Dat de Britse premier Margaret Thatcher geen voorvechter was van homorechten, is zacht uitgedrukt. Op het congres van de Conservatieve Partij in 1987 zei ze: ‘Kinderen moet respect voor traditionele morele waarden worden bijgebracht. In plaats daarvan leren ze dat ze een onvervreemdbaar recht hebben om homoseksueel te zijn.’ Een halfjaar later was het in Engeland verboden om ‘homoseksualiteit opzettelijk te bevorderen of materiaal te publiceren met de bedoeling homoseksualiteit aan te moedigen’.

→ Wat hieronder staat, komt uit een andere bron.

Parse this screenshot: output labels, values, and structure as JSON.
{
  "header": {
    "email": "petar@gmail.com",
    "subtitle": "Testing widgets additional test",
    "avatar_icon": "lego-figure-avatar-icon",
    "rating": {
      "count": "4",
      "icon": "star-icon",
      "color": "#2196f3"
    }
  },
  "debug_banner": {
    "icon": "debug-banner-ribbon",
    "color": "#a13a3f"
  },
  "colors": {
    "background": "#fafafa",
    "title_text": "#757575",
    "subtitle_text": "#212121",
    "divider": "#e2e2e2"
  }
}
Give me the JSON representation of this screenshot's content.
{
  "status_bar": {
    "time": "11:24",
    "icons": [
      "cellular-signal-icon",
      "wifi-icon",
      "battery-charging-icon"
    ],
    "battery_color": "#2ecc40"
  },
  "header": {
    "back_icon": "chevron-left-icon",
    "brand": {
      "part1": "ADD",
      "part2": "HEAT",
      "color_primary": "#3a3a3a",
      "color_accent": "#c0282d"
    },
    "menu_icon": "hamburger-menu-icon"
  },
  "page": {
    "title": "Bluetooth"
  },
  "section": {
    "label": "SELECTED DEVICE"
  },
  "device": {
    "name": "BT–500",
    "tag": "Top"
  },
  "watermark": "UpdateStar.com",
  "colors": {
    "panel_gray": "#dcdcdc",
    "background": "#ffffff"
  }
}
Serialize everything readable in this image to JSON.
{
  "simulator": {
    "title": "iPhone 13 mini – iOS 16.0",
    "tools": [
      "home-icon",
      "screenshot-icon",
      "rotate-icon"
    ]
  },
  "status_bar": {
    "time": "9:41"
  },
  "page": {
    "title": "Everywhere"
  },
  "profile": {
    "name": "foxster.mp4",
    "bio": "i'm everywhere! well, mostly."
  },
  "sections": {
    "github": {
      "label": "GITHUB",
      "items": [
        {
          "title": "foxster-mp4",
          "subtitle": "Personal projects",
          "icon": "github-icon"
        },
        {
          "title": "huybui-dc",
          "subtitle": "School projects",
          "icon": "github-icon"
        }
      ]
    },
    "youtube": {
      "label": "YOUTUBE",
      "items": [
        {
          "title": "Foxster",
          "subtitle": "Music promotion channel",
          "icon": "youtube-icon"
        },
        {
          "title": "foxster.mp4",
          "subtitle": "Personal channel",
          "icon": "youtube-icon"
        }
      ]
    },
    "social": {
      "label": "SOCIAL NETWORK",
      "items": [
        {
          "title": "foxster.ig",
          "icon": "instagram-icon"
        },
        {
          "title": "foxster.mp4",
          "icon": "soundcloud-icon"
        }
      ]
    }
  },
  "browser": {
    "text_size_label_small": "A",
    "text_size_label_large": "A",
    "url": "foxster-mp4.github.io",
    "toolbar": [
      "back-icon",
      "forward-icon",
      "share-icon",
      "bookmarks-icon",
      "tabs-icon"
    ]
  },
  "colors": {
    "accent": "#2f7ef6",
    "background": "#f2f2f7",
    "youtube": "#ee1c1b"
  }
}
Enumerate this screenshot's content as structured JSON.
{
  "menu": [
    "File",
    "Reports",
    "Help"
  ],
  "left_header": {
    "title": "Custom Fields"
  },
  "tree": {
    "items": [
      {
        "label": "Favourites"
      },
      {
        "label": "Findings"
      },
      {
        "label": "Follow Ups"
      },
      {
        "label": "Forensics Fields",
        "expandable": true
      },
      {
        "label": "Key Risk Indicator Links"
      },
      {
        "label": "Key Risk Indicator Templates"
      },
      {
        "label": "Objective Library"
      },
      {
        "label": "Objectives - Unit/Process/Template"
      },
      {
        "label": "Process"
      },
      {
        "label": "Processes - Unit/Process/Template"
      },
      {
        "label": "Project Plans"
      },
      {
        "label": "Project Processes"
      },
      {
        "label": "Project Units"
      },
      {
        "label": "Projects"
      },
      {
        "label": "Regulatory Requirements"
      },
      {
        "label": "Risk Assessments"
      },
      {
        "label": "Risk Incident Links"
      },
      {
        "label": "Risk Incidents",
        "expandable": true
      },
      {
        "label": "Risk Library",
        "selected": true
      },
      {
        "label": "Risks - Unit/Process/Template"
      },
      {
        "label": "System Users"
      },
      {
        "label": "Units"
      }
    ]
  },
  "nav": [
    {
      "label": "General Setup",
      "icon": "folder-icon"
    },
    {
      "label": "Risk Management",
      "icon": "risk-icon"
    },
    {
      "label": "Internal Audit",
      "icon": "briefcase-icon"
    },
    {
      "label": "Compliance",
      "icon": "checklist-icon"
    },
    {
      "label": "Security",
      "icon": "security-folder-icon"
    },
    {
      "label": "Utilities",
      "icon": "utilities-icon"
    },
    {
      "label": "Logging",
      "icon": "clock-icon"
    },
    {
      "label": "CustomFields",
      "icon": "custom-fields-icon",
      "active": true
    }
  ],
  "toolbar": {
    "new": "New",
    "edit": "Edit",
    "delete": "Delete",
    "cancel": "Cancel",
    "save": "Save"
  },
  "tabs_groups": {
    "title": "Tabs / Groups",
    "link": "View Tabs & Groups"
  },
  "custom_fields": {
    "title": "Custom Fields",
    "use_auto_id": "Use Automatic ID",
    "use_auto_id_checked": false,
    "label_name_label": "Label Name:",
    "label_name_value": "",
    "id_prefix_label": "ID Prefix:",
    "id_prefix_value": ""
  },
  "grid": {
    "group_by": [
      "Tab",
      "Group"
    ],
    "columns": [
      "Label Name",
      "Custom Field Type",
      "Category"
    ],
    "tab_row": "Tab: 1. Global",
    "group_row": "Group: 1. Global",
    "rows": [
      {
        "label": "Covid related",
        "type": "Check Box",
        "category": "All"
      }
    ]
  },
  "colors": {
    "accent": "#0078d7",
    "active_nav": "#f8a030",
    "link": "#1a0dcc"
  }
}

De formulering doet denken aan de huidige Russische antihomowetgeving. Op Engelse scholen kon door deze wetgeving, die pas in 2003 werd ingetrokken, niet openlijk worden gepraat over homoseksualiteit. Wat dat in de praktijk betekende, is te zien in Blue Jean. De speelfilm voert op een middelbare school de lesbische sportdocent Jean op, die haar privé- en professionele leven strikt gescheiden houdt. Begrijpelijk met collega’s die Thatchers antihomo-opvattingen delen. Het wankele evenwicht tussen privé en school dreigt het te begeven als een leerling Jean in een lesbische club aantreft. Deze leerling is anders dan Jean wel openlijk lesbisch. Als ze er op school om gepest wordt en zich een incident voordoet, staat Jean voor een dilemma: de lesbische leerling steunen, waardoor zij de verdenking op zich laadt dat ze ook lesbisch is, of het incident negeren?
Blue Jean wrijft de boodschap dat je trouw moet blijven aan jezelf er nogal nadrukkelijk in, maar de benauwende, repressieve sfeer door Thatchers antihomowetgeving komt uitstekend over.